Step 1: Assign Responsibility and Raise Awareness
Activities:
- Designate a GDPR Lead or Team:
- Identify and appoint a GDPR lead, privacy coordinator, or Data Protection Officer (DPO) if legally required.
- Clearly define their responsibilities and authority within the organisation.
- Template placeholder: “GDPR Role Assignment Document”.
- Secure Management Commitment:
- Present the importance of GDPR compliance to top management.
- Gain formal approval and commitment for GDPR implementation.
- Document these decisions clearly as evidence.
- Template placeholder: “Management Commitment Statement”.
- Staff Awareness Training:
- Organise training sessions or workshops to brief employees on GDPR, explaining its importance and how it impacts daily operations.

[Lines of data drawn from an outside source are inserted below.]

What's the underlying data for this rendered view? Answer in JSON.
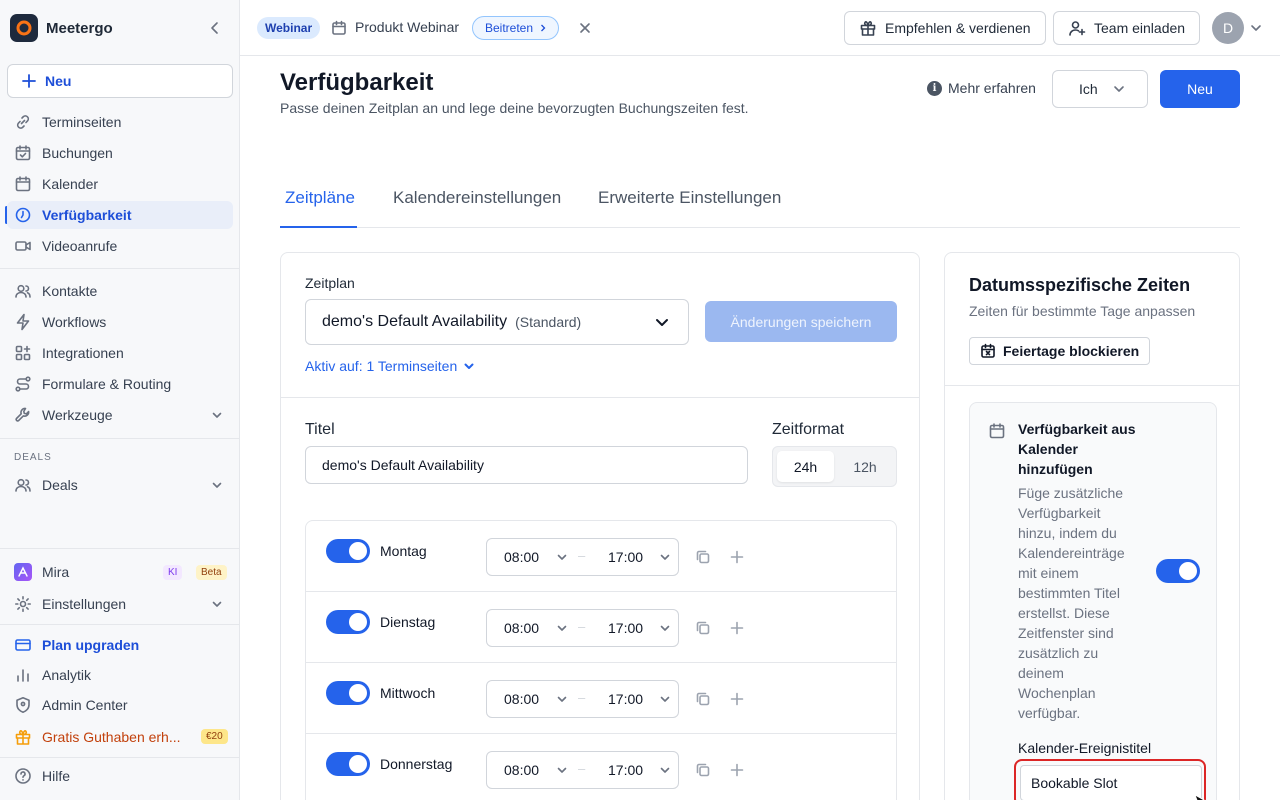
{
  "app": {
    "name": "Meetergo"
  },
  "sidebar": {
    "new_label": "Neu",
    "items": [
      {
        "label": "Terminseiten"
      },
      {
        "label": "Buchungen"
      },
      {
        "label": "Kalender"
      },
      {
        "label": "Verfügbarkeit"
      },
      {
        "label": "Videoanrufe"
      },
      {
        "label": "Kontakte"
      },
      {
        "label": "Workflows"
      },
      {
        "label": "Integrationen"
      },
      {
        "label": "Formulare & Routing"
      },
      {
        "label": "Werkzeuge"
      }
    ],
    "deals_section": "DEALS",
    "deals_label": "Deals",
    "mira": {
      "label": "Mira",
      "badge_ki": "KI",
      "badge_beta": "Beta"
    },
    "settings_label": "Einstellungen",
    "upgrade_label": "Plan upgraden",
    "analytics_label": "Analytik",
    "admin_label": "Admin Center",
    "credit": {
      "label": "Gratis Guthaben erh...",
      "badge": "€20"
    },
    "help_label": "Hilfe"
  },
  "topbar": {
    "event_type": "Webinar",
    "event_title": "Produkt Webinar",
    "join_label": "Beitreten",
    "refer_label": "Empfehlen & verdienen",
    "invite_label": "Team einladen",
    "avatar_initial": "D"
  },
  "page": {
    "title": "Verfügbarkeit",
    "subtitle": "Passe deinen Zeitplan an und lege deine bevorzugten Buchungszeiten fest.",
    "learn_more": "Mehr erfahren",
    "owner_select": "Ich",
    "new_button": "Neu",
    "tabs": [
      "Zeitpläne",
      "Kalendereinstellungen",
      "Erweiterte Einstellungen"
    ]
  },
  "schedule": {
    "section_label": "Zeitplan",
    "selected_name": "demo's Default Availability",
    "selected_tag": "(Standard)",
    "save_label": "Änderungen speichern",
    "active_on": "Aktiv auf: 1 Terminseiten",
    "title_label": "Titel",
    "title_value": "demo's Default Availability",
    "format_label": "Zeitformat",
    "format_24": "24h",
    "format_12": "12h",
    "days": [
      {
        "name": "Montag",
        "from": "08:00",
        "to": "17:00",
        "enabled": true
      },
      {
        "name": "Dienstag",
        "from": "08:00",
        "to": "17:00",
        "enabled": true
      },
      {
        "name": "Mittwoch",
        "from": "08:00",
        "to": "17:00",
        "enabled": true
      },
      {
        "name": "Donnerstag",
        "from": "08:00",
        "to": "17:00",
        "enabled": true
      }
    ],
    "dash": "–"
  },
  "date_specific": {
    "title": "Datumsspezifische Zeiten",
    "subtitle": "Zeiten für bestimmte Tage anpassen",
    "block_holidays": "Feiertage blockieren",
    "calendar_block": {
      "title": "Verfügbarkeit aus Kalender hinzufügen",
      "description": "Füge zusätzliche Verfügbarkeit hinzu, indem du Kalendereinträge mit einem bestimmten Titel erstellst. Diese Zeitfenster sind zusätzlich zu deinem Wochenplan verfügbar.",
      "enabled": true,
      "event_title_label": "Kalender-Ereignistitel",
      "event_title_value": "Bookable Slot"
    }
  },
  "colors": {
    "accent": "#2563eb",
    "highlight": "#dc2626",
    "sidebar_bg": "#f7f8fa"
  }
}
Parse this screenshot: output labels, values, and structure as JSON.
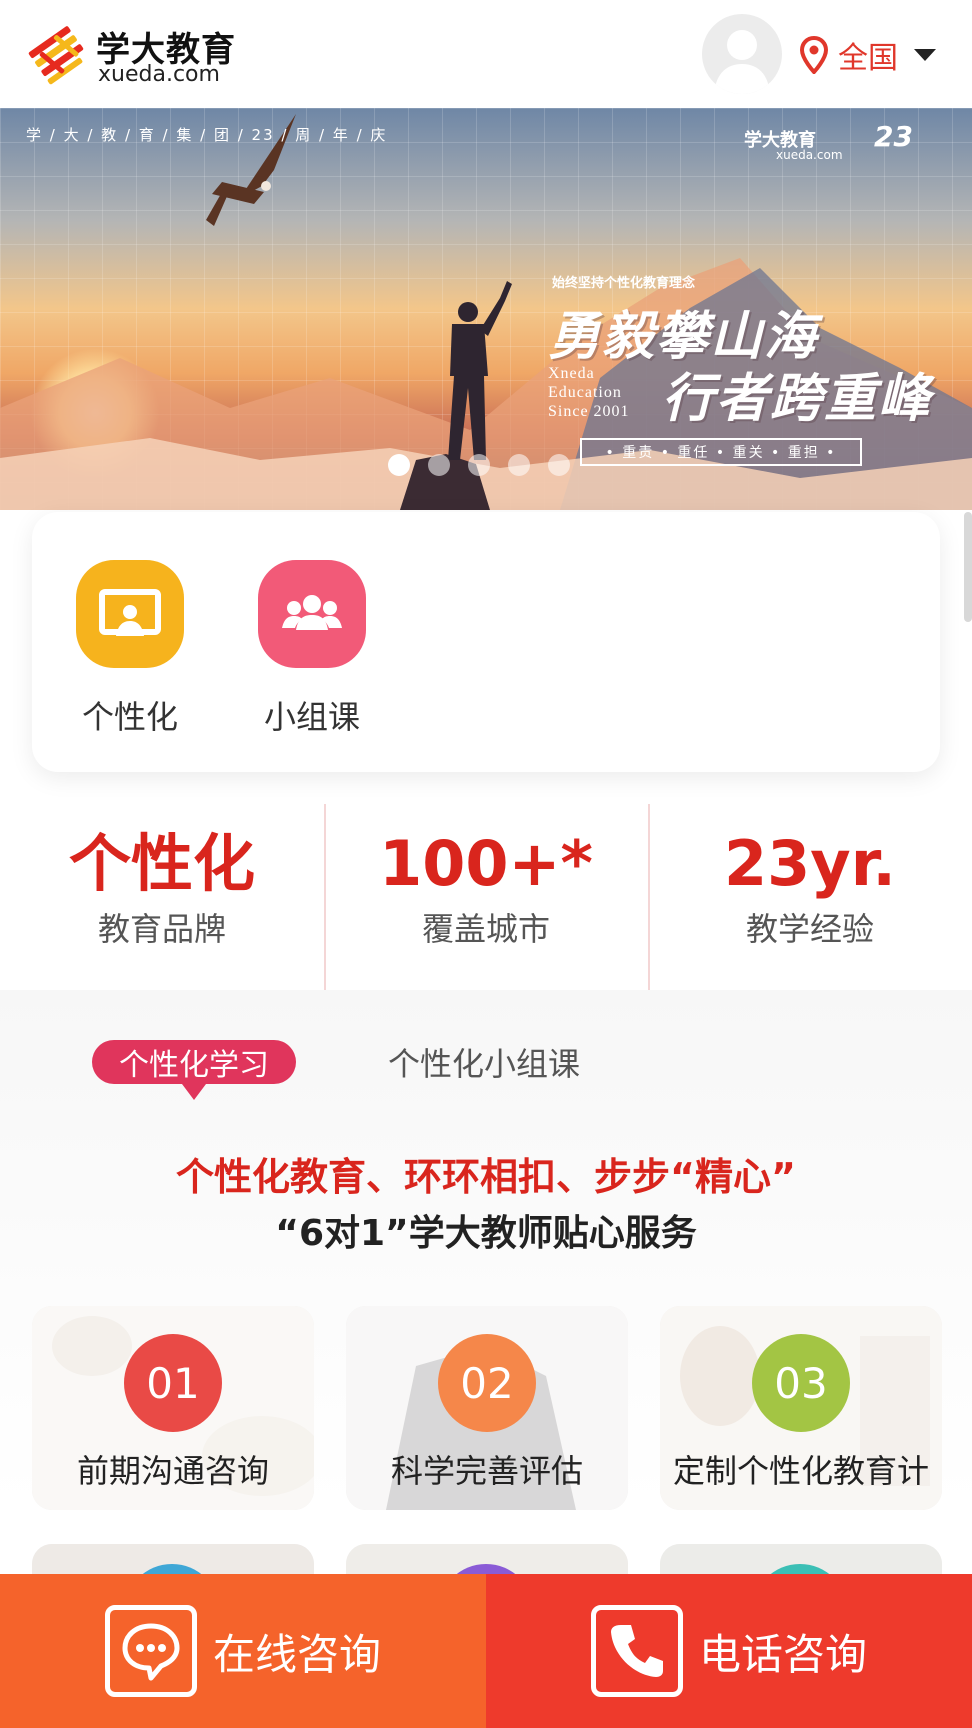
{
  "header": {
    "logo_cn": "学大教育",
    "logo_en": "xueda.com",
    "location_label": "全国",
    "colors": {
      "accent": "#e0372b"
    }
  },
  "banner": {
    "top_strip": "学 / 大 / 教 / 育 / 集 / 团 / 23 / 周 / 年 / 庆",
    "brand_cn": "学大教育",
    "brand_en": "xueda.com",
    "anniversary": "23",
    "small_caption": "始终坚持个性化教育理念",
    "headline_1": "勇毅攀山海",
    "headline_2": "行者跨重峰",
    "english_1": "Xneda",
    "english_2": "Education",
    "english_3": "Since 2001",
    "pill": "• 重责 • 重任 • 重关 • 重担 •",
    "slide_count": 5,
    "active_slide": 1
  },
  "categories": [
    {
      "label": "个性化",
      "icon": "classroom-screen-icon",
      "color": "#f6b31d"
    },
    {
      "label": "小组课",
      "icon": "group-people-icon",
      "color": "#f25a78"
    }
  ],
  "stats": [
    {
      "value": "个性化",
      "label": "教育品牌"
    },
    {
      "value": "100+*",
      "label": "覆盖城市"
    },
    {
      "value": "23yr.",
      "label": "教学经验"
    }
  ],
  "tabs": {
    "active": "个性化学习",
    "inactive": "个性化小组课"
  },
  "slogan": {
    "line1": "个性化教育、环环相扣、步步“精心”",
    "line2": "“6对1”学大教师贴心服务"
  },
  "steps": [
    {
      "num": "01",
      "label": "前期沟通咨询",
      "color": "#e94a46"
    },
    {
      "num": "02",
      "label": "科学完善评估",
      "color": "#f5874a"
    },
    {
      "num": "03",
      "label": "定制个性化教育计",
      "color": "#a3c544"
    }
  ],
  "bottom_bar": {
    "online_label": "在线咨询",
    "phone_label": "电话咨询",
    "online_color": "#f5632b",
    "phone_color": "#ee3a2c"
  }
}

- Emphasise the concept of restricted data access (e.g., only HR accesses employee data).
- Maintain attendance logs and meeting minutes for evidence.
- Template placeholder: “GDPR Staff Training Presentation”.
- Establish Documentation:
- Create a “GDPR Compliance Folder” (digital recommended) to store all relevant documentation securely.
- Clearly label and organise documentation for easy retrieval and audit purposes.
- Template placeholder: “GDPR Compliance Documentation Checklist”.
Step 2: Plan the Compliance Project
Activities:
- Define Project Phases and Tasks:
- Clearly break down your GDPR compliance project into phases (e.g., assessment, implementation, training).
- List tasks within each phase, specifying responsibilities clearly.
- Template placeholder: “GDPR Project Plan Template”.
- Establish Timeline and Milestones:
- Develop a realistic timeline that includes key deadlines and milestones.
- Prioritise addressing high-risk areas first, such as unsecured databases or extensive marketing lists.
- Regularly review and update the timeline.
- Template placeholder: “GDPR Project Timeline and Milestone Tracker”.
- Resource Planning:
- Identify required resources, including budget allocations, time commitments, and potential need for external legal advice.
- Secure management approval for resource allocation.
- Template placeholder: “GDPR Resource Allocation Worksheet”.
- Tracking Progress:
- Use checklists and tracking tools to monitor the progress of tasks and compliance levels.
- Consider self-assessment checklists provided by data protection authorities such as the UK ICO.
- Template placeholder: “GDPR Compliance Progress Checklist”.
Step 3: Understand Scope and Applicability
Activities:
- Assess GDPR Relevance:
- Evaluate and document how GDPR applies specifically to your business operations.
- Confirm if your SME processes data of EU/UK individuals, thereby establishing compliance requirements.
- Template placeholder: “GDPR Applicability Assessment Template”.
- Identify Roles as Controller or Processor:
- Clarify whether you operate as a data controller, processor, or both, depending on your data processing activities.
- Document these roles clearly for internal reference.
- Template placeholder: “Data Processing Roles Clarification Form”.
- Manage International Transfers:
- Identify if personal data is transferred outside the EU/UK and document these instances.
- Plan for compliance using standard contractual clauses or other approved mechanisms.
- Template placeholder: “International Data Transfer Assessment Template”.